While visiting the United States in 1943, Leib Jaffe (1876-1948), an editor and poet from Palestine, sought to galvanize American Jewish leaders to respond more energetically to the slaughter of European Jewry.
Jaffe, a Hebrew poet, former editor of the newspaper Ha’aretz, and fundraiser for the Zionist movement, arrived in New York in December 1942 on a fundraising mission, just as the news of the Nazi genocide was being confirmed by the Allies.
In a letter that he sent in early 1943 to Rabbi Stephen S. Wise, leader of the American Jewish Congress, Jaffe wrote: “The last cry of agony of our people comes to us. The flower of our people–the bearers of Jewish culture–is destroyed…We cannot be silent. Jewish history will never forgive it. The blood of our brethren cries out to us.” Jaffe pleaded with Wise to mobilize “hundreds of thousands of Jews into the streets to express their grief and indignation.”
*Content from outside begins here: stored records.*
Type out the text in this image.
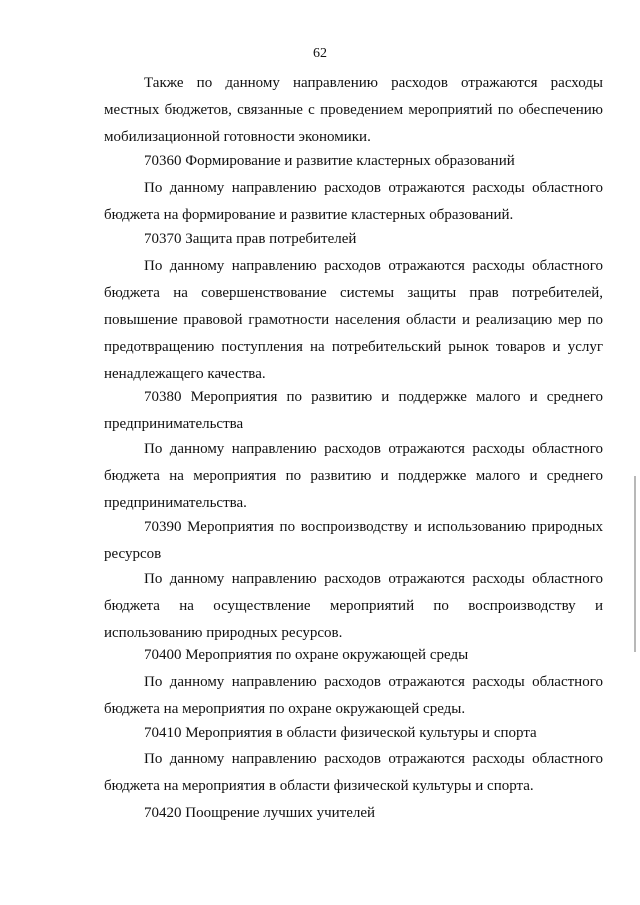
62

Также по данному направлению расходов отражаются расходы местных бюджетов, связанные с проведением мероприятий по обеспечению мобилизационной готовности экономики.

70360 Формирование и развитие кластерных образований

По данному направлению расходов отражаются расходы областного бюджета на формирование и развитие кластерных образований.

70370 Защита прав потребителей

По данному направлению расходов отражаются расходы областного бюджета на совершенствование системы защиты прав потребителей, повышение правовой грамотности населения области и реализацию мер по предотвращению поступления на потребительский рынок товаров и услуг ненадлежащего качества.

70380 Мероприятия по развитию и поддержке малого и среднего предпринимательства

По данному направлению расходов отражаются расходы областного бюджета на мероприятия по развитию и поддержке малого и среднего предпринимательства.

70390 Мероприятия по воспроизводству и использованию природных ресурсов

По данному направлению расходов отражаются расходы областного бюджета на осуществление мероприятий по воспроизводству и использованию природных ресурсов.

70400 Мероприятия по охране окружающей среды

По данному направлению расходов отражаются расходы областного бюджета на мероприятия по охране окружающей среды.

70410 Мероприятия в области физической культуры и спорта

По данному направлению расходов отражаются расходы областного бюджета на мероприятия в области физической культуры и спорта.

70420 Поощрение лучших учителей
In July 1943, Jaffe secured permission to address a meeting of the Joint Emergency Committee on European Jewish Affairs, the umbrella group set up by mainstream Jewish organizations to discuss how to respond to the Nazi genocide. “[I] cannot understand how American Jewry can keep quiet upon their hearing the last dying groans of European Jewry,” Jaffe said at the meeting. “We have to do something that goes beyond the norm, an event as great as the tragedy that has befallen us, an event that will waken the spirit of the quiet Jews and will shock the cold and cruel world….God shall never forgive us if we do not raise our voices at this time.” Jaffe urged the Jewish leaders to organize “mass demonstrations” by Jews and Christians, and to “get hundreds of rabbis out of their houses so that they march in the demonstration with Torah scrolls in their hands. From every synagogue in the nation of Israel, there should be a voice crying out in protest.”
Jaffe’s plea did not have the desired effect. Rabbi Wise’s close ally, World Jewish Congress co-chairman Nahum Goldmann, derided Jaffe’s call for demonstrations, asserting (according to Jaffe’s account) that “in Washington they would not like such a demonstration, that they are already tired of us, and that some Senators have expressed their displeasure.”
Jaffe was disappointed by the Joint Emergency Committee’s response, but impressed by the Bergson Group’s Emergency Conference to Save the Jewish People of Europe. He wrote to colleagues in Palestine that the event featured “some of the greatest writers in the United States, leaders of American public opinion, and American political leaders of both parties,” and had attracted widespread publicity for the idea that rescue was still possible. Although Jaffe was himself a lifelong Labor Zionist while some of the Bergson Group’s leaders had been associated with Revisionist Zionist leader Vladimir Ze’ev Jabotinsky, he praised the group’s conference as “a revolt of young energetic men against the inactivity of the old men who cannot get out of their routine.”